Understanding of LSTM can be a bit challenging, I recommend you to take one step at a time and move to next part only when you are comfortable with the previous one. By the end of this article you will have a good understanding of LSTM and when they should be preferred over RNN.
Long short term memory (LSTM) is a special type of Recurrent Neural Network (RNN), RNN is a type of Neural Network in which output from the previous step are fed as input to the current step. RNN is used mainly in time series forecasting problems.
The major appeal behind RNN is the usage of previous values to predict the present values, but RNN suffers from a drawback , as the number of previous value increases RNN tends to perform poorly. It could be clear with the help of an example: “The fishes are in the water” , if we want to predict the last word from the sentence which is water, we can predict it from the given sentence and no further context is needed, in these cases the gap is small and RNN performs well. RNN performs well in short-term dependency.

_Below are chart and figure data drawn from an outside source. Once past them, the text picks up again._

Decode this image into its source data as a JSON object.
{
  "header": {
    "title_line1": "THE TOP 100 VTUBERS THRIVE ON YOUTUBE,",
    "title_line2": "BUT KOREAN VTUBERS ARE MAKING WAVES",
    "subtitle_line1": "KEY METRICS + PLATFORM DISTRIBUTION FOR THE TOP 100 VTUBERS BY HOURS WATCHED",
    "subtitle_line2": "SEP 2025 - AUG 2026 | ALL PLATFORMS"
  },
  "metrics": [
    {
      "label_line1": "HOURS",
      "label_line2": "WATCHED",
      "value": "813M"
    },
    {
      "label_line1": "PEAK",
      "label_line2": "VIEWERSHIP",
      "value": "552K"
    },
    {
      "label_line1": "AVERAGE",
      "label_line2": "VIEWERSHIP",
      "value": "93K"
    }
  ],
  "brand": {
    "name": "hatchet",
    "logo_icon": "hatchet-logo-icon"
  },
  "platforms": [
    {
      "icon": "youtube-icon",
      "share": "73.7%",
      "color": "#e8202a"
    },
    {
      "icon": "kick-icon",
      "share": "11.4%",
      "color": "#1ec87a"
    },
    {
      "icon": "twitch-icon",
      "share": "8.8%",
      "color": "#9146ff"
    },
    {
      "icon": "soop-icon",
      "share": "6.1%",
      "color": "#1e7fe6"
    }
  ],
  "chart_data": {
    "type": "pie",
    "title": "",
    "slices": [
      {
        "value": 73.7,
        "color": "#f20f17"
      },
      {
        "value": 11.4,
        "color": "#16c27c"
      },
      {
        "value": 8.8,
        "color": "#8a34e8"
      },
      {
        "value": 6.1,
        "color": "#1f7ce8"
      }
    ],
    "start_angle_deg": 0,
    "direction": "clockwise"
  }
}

In case of long term dependency the performance of RNN is not good and RNN becomes unable to learn to connect information. “I grew up in German.. I speak fluent German” , in the above language model if we want to predict the last word we need more previous layer and the gap grows so RNN fails.
To overcome the shortcomings of RNN, especially those of vanishing gradient,LSTM was introduced, LSTM was designed to avoid long term dependency problem, remembering information for long period of time is their default behaviour.
RNN only has a single tanh layer in its structure, while LSTM structure consist of 4 intersecting layers.